Manage the TLS and SSH policy
The TLS and SSH policy determines which protocols and ciphers are used to establish secure TLS connections with client applications and secure SSH connections to internal StorageGRID services.
The security policy controls how TLS and SSH encrypt data in motion. In general, use the Modern compatibility (default) policy, unless your system needs to be Common Criteria-compliant or you need to use other ciphers.
Some StorageGRID services have not been updated to use the ciphers in these policies. |
-
You are signed in to the Grid Manager using a supported web browser.
-
You have the Root access permission.
Select a security policy
-
Select CONFIGURATION > Security > Security settings.
The TLS and SSH policies tab shows the available policies. The currently active policy is noted by a green check mark on the policy tile.
-
Review the tiles to learn about the available policies.
Policy Description Modern compatibility (default)
Use the default policy if you need strong encryption and unless you have special requirements. This policy is compatible with most TLS and SSH clients.
Legacy compatibility
Use this policy if you need additional compatibility options for older clients. The additional options in this policy might make it less secure than the Modern compatibility policy.
Common Criteria
Use this policy if you require Common Criteria certification.
FIPS strict
Use this policy if you require Common Criteria certification and need to use the NetApp Cryptographic Security Module 3.0.8 for external client connections to load balancer endpoints, Tenant Manager, and Grid Manager.

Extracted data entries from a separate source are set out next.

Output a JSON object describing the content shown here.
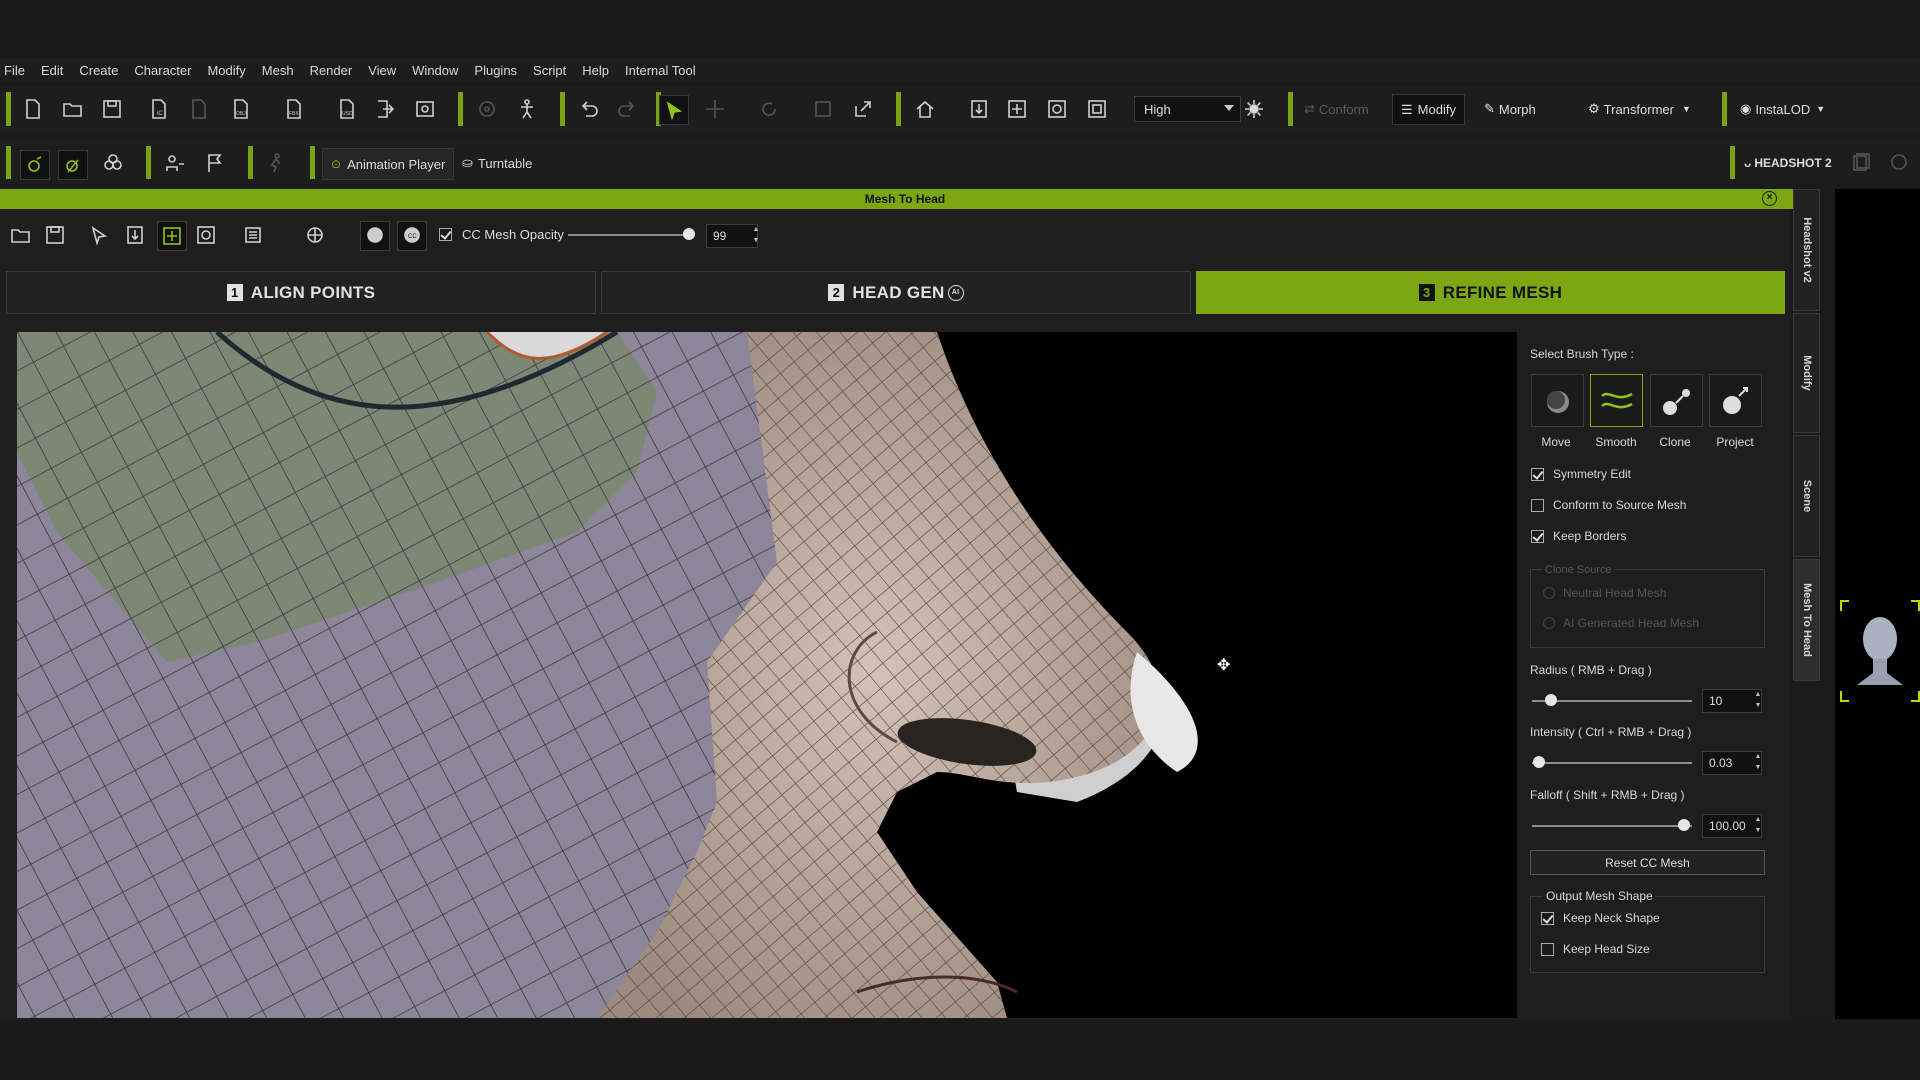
{
  "menu": [
    "File",
    "Edit",
    "Create",
    "Character",
    "Modify",
    "Mesh",
    "Render",
    "View",
    "Window",
    "Plugins",
    "Script",
    "Help",
    "Internal Tool"
  ],
  "toolbar": {
    "quality_select": "High",
    "conform_label": "Conform",
    "modify_label": "Modify",
    "morph_label": "Morph",
    "transformer_label": "Transformer",
    "instalod_label": "InstaLOD",
    "animation_player_label": "Animation Player",
    "turntable_label": "Turntable",
    "headshot_label": "HEADSHOT 2"
  },
  "panel": {
    "title": "Mesh To Head",
    "opacity_label": "CC Mesh Opacity",
    "opacity_value": "99",
    "opacity_fraction": 0.99
  },
  "steps": [
    {
      "num": "1",
      "label": "ALIGN POINTS"
    },
    {
      "num": "2",
      "label": "HEAD GEN"
    },
    {
      "num": "3",
      "label": "REFINE MESH"
    }
  ],
  "head_gen_badge": "AI",
  "settings": {
    "brush_type_label": "Select Brush Type :",
    "brushes": [
      "Move",
      "Smooth",
      "Clone",
      "Project"
    ],
    "active_brush": "Smooth",
    "symmetry_edit": "Symmetry Edit",
    "conform_to_source": "Conform to Source Mesh",
    "keep_borders": "Keep Borders",
    "clone_source_title": "Clone Source",
    "clone_source_options": [
      "Neutral Head Mesh",
      "AI Generated Head Mesh"
    ],
    "radius_label": "Radius ( RMB + Drag )",
    "radius_value": "10",
    "intensity_label": "Intensity ( Ctrl + RMB + Drag )",
    "intensity_value": "0.03",
    "falloff_label": "Falloff ( Shift + RMB + Drag )",
    "falloff_value": "100.00",
    "reset_label": "Reset CC Mesh",
    "output_shape_title": "Output Mesh Shape",
    "keep_neck_shape": "Keep Neck Shape",
    "keep_head_size": "Keep Head Size"
  },
  "side_tabs": [
    "Headshot v2",
    "Modify",
    "Scene",
    "Mesh To Head"
  ],
  "colors": {
    "accent": "#7ca712",
    "viewport_bg": "#000000"
  }
}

Using this policy might reduce performance.
Note: After you select this policy, all nodes must be rebooted in a rolling fashion to activate the NetApp Cryptographic Security Module. Use Maintenance > Rolling reboot to initiate and monitor reboots.
Custom
Create a custom policy if you need to apply your own ciphers.
-
To see details about each policy's ciphers, protocols, and algorithms, select View details.
-
To change the current policy, select Use policy.
A green check mark appears next to Current policy on the policy tile.

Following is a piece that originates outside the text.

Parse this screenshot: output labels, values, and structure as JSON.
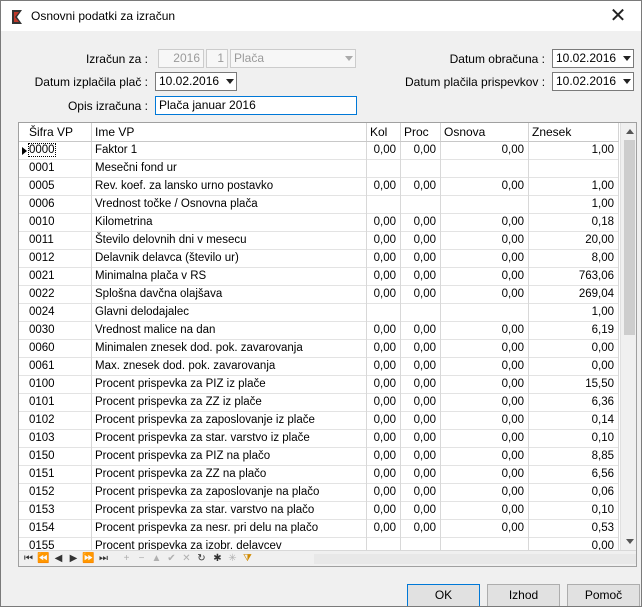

Create a custom security policy
You can create a custom policy if you need to apply your own ciphers.
-
From the tile of the policy that is the most similar to the custom policy you want to create, select View details.
-
Select Copy to clipboard, and then select Cancel.
-
From the Custom policy tile, select Configure and use.
-
Paste the JSON you copied and make any changes required.
-
Select Use policy.
A green check mark appears next to Current policy on the Custom policy tile.
-
Optionally, select Edit configuration to make more changes to the new custom policy.
Temporarily revert to the default security policy
If you configured a custom security policy, you might not be able to sign in to the Grid Manager if the configured TLS policy is incompatible with the configured server certificate.

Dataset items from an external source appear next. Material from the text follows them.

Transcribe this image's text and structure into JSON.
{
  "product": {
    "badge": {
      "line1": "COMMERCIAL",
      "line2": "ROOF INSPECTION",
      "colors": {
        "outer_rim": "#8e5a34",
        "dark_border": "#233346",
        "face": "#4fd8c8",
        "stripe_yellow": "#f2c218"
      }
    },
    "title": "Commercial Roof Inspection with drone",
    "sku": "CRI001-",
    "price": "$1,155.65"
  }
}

You can temporarily revert to the default security policy.
-
Log in to an Admin Node:
-
Enter the following command:
ssh admin@Admin_Node_IP
-
Enter the password listed in the
Passwords.txt
file. -
Enter the following command to switch to root:
su -
-
Enter the password listed in the
Passwords.txt
file.When you are logged in as root, the prompt changes from
$
to#
.
-
-
Run the following command:
restore-default-cipher-configurations
-
From a web browser, access the Grid Manager on the same Admin Node.
-
Follow the steps in Select a security policy to configure the policy again.